Finance Ireland plans €290m mortgage securitisation to fund new lending
Non-bank lender offers 1,400 home loans in residential-mortgage-backed securities
Non-bank lender Finance Ireland is offering €290 million worth of mortgages for sale to international investors to fund further growth.
Finance Ireland bought €200 million in mortgages from financial services group Pepper Money last December while it has been lending money to home buyers through brokers since then.
Chief executive Billy Kane confirmed yesterday that it is offering about 1,400 home loans on which the borrowers owe €290 million for sale in bonds known as residential-mortgage-backed securities.
The transaction will be the first time that Finance Ireland has sold mortgage-backed bonds. Mr Kane said it planned similar offers for the future, subject to market conditions.

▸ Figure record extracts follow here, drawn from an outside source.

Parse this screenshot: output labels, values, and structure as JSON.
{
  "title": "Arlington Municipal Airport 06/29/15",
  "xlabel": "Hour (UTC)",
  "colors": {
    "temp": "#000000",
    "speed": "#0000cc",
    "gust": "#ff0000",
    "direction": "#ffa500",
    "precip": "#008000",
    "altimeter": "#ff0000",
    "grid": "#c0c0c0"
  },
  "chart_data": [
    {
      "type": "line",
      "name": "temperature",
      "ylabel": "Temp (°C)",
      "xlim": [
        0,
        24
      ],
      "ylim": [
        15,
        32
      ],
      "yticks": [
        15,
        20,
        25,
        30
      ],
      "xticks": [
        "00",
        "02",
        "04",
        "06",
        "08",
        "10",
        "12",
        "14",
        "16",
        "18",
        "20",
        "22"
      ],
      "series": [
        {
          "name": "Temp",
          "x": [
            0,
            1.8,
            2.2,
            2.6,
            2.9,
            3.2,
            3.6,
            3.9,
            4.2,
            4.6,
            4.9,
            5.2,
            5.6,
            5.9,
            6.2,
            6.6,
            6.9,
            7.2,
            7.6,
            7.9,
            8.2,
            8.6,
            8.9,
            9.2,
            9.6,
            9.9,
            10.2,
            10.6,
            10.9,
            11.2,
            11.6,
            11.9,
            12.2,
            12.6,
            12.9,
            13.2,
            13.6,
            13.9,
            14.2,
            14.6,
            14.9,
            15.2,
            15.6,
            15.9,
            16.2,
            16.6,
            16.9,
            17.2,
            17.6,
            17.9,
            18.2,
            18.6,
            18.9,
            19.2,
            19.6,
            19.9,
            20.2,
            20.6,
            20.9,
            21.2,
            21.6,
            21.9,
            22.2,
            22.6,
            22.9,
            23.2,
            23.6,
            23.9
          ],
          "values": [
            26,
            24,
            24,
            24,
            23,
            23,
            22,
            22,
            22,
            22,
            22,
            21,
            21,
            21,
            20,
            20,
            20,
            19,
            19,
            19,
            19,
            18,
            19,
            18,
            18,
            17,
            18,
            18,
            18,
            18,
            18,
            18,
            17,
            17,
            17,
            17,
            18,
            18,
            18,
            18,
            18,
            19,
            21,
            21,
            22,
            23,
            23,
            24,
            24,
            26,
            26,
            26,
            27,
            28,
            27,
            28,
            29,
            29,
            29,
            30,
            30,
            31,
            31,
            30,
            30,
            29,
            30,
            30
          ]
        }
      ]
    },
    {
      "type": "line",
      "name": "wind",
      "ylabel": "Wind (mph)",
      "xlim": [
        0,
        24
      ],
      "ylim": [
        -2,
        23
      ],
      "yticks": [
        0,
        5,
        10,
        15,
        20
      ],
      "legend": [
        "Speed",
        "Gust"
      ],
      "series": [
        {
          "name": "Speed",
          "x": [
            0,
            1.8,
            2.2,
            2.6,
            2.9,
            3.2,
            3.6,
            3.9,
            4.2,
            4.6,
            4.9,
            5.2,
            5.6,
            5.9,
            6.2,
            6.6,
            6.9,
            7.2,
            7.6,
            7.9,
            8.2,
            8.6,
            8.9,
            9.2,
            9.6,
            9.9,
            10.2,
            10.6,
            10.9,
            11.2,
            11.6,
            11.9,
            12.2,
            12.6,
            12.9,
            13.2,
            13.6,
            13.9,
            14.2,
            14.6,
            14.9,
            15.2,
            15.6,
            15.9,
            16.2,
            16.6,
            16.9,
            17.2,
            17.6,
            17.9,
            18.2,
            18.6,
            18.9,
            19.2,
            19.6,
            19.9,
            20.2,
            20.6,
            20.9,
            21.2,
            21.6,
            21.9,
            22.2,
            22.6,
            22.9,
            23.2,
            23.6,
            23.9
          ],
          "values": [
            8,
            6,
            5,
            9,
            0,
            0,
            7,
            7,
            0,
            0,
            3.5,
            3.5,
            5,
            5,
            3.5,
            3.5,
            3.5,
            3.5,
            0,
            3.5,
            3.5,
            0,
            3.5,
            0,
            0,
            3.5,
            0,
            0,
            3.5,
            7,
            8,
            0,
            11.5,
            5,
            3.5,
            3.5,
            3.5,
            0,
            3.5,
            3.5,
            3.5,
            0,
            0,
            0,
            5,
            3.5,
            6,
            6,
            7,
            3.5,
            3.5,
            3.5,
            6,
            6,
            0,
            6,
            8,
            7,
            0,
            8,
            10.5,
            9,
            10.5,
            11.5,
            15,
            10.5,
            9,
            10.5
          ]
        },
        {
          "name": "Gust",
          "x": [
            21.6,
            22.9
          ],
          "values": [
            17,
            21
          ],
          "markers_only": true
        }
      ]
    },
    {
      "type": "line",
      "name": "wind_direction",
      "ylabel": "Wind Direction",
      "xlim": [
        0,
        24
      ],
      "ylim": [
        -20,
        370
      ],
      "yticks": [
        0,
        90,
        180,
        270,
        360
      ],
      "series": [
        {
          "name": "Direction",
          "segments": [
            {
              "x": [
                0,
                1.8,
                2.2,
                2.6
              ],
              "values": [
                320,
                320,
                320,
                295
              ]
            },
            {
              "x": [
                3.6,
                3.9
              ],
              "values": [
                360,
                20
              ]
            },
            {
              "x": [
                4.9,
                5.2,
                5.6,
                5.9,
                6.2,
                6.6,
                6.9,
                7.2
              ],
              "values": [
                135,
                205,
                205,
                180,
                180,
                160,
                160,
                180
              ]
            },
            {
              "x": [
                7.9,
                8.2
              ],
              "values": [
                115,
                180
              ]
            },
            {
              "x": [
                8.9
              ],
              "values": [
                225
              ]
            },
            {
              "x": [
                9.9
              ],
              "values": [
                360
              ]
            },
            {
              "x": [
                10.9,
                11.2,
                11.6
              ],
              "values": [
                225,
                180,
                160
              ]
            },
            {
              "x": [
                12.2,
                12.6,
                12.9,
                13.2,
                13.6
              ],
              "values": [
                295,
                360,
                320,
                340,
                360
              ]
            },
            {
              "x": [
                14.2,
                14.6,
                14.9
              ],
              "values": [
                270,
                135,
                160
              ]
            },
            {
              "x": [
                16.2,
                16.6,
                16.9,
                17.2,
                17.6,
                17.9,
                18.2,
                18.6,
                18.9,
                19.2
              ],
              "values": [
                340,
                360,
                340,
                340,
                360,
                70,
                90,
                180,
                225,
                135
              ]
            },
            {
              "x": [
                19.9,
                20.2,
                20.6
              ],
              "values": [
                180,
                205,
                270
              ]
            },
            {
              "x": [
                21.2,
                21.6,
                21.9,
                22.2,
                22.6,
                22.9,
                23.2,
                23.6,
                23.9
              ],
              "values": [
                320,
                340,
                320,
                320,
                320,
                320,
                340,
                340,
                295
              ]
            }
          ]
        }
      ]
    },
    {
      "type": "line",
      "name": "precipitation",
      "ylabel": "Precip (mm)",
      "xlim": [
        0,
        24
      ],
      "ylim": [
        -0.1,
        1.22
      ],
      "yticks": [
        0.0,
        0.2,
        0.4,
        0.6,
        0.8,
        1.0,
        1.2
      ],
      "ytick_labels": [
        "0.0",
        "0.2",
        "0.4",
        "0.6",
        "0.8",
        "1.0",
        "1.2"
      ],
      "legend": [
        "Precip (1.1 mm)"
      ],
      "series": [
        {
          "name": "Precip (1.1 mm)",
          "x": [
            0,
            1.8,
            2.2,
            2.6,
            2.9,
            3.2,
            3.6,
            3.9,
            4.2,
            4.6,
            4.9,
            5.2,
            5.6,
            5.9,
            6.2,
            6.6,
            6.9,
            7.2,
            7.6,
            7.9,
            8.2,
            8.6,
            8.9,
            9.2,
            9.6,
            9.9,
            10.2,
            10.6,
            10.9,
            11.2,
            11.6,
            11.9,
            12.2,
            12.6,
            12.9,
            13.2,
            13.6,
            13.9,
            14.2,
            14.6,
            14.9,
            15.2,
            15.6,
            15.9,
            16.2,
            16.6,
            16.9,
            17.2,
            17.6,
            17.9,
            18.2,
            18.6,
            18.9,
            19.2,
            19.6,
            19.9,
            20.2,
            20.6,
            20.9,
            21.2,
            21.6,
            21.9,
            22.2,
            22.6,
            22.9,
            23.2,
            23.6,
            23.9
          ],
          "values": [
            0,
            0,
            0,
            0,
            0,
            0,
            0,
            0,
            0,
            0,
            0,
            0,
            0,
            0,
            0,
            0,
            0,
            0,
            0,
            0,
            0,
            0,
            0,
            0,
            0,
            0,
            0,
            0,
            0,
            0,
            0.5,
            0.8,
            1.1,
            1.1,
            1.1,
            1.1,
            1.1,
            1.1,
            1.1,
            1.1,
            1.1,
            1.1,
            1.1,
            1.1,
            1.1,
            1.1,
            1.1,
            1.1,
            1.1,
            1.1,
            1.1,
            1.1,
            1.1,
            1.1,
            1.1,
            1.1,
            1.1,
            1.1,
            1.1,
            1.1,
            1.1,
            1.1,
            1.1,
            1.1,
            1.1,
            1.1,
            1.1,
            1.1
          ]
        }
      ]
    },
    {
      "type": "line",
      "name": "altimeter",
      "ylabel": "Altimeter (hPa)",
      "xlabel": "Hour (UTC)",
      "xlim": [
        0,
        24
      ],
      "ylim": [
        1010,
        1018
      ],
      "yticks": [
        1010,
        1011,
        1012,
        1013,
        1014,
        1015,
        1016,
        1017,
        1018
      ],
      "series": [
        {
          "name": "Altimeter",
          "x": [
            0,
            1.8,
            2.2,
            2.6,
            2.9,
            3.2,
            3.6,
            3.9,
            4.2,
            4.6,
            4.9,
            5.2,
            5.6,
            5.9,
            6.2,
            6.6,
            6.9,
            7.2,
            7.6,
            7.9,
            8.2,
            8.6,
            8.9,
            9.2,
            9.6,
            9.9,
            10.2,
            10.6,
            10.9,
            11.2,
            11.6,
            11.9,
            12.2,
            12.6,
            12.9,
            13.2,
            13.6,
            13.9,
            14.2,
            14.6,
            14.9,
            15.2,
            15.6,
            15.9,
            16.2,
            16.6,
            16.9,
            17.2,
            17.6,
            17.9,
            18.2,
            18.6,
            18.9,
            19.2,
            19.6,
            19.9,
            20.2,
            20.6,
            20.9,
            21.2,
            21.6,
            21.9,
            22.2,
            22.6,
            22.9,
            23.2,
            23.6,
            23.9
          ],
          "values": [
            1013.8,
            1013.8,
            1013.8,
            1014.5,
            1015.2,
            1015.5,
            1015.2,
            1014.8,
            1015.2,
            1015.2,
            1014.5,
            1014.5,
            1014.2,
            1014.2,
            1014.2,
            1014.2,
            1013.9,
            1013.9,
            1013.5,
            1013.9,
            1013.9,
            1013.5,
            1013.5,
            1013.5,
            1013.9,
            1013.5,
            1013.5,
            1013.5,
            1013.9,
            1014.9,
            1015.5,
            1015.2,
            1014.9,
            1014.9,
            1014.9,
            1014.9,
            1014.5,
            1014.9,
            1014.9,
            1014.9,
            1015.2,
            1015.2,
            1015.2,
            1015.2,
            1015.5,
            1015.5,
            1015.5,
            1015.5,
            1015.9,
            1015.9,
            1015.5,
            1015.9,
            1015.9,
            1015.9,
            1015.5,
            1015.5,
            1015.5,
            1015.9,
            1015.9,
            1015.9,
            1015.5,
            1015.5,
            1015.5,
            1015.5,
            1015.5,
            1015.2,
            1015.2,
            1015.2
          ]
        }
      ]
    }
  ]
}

Mr Kane, a former chief executive of bank Permanent TSB, said the lender would sell the bonds to institutional investors, such as pension funds and insurers, to which the money due on the mortgages will then be repaid.
He explained that Pepper Money, which collects the repayments and manages the mortgages, would continue to do this, with the result that nothing will change from the borrowers’ point of view, as they will repay the money in the same way as before.
The mortgages are mainly loans given to owner-occupiers to buy their own homes, but around 10 per cent are buy-to-let, that is due from people who borrowed the cash to buy properties to rent out.
Finance Ireland will use the cash raised to grow the home-loan business it began last year. Mr Kane noted that Finance Ireland’s mortgages had been “well received” by brokers and borrowers.
He was unable to say how much buyers would pay for the company’s mortgage-backed bonds but predicted that the sale would take two to three weeks.
The company’s chief executive was optimistic that the offer would be well received. “Institutional investors’ view of Ireland is positive, we have a strong economy and full employment,” he said.
He believes any risk from Brexit to jobs is unlikely to hit this bond sale, but could potentially affect such offers in the future.
None of the borrowers are in arrears and two international ratings agencies, which Mr Kane said he could not name, have ranked many of the mortgages as “triple A” which means that there is a very low risk that the borrowers will default.
Mortgage-backed bonds sold by US banks played a central role in crashing the global financial system and sending the developed world, including the Republic, into a deep recession in 2008.
Mr Kane argued that tougher rules now regulate such financial instruments, which European regulators police thoroughly.
He explained that the bonds which helped trigger the financial collapse included large numbers of loans whose borrowers were unlikely to repay their debts.
“There were no controls in place,” Mr Kane said. “Today it’s very different, there’s a huge amount of European regulations that control the way the bonds are structured. These have all been approved as being within those guidelines.”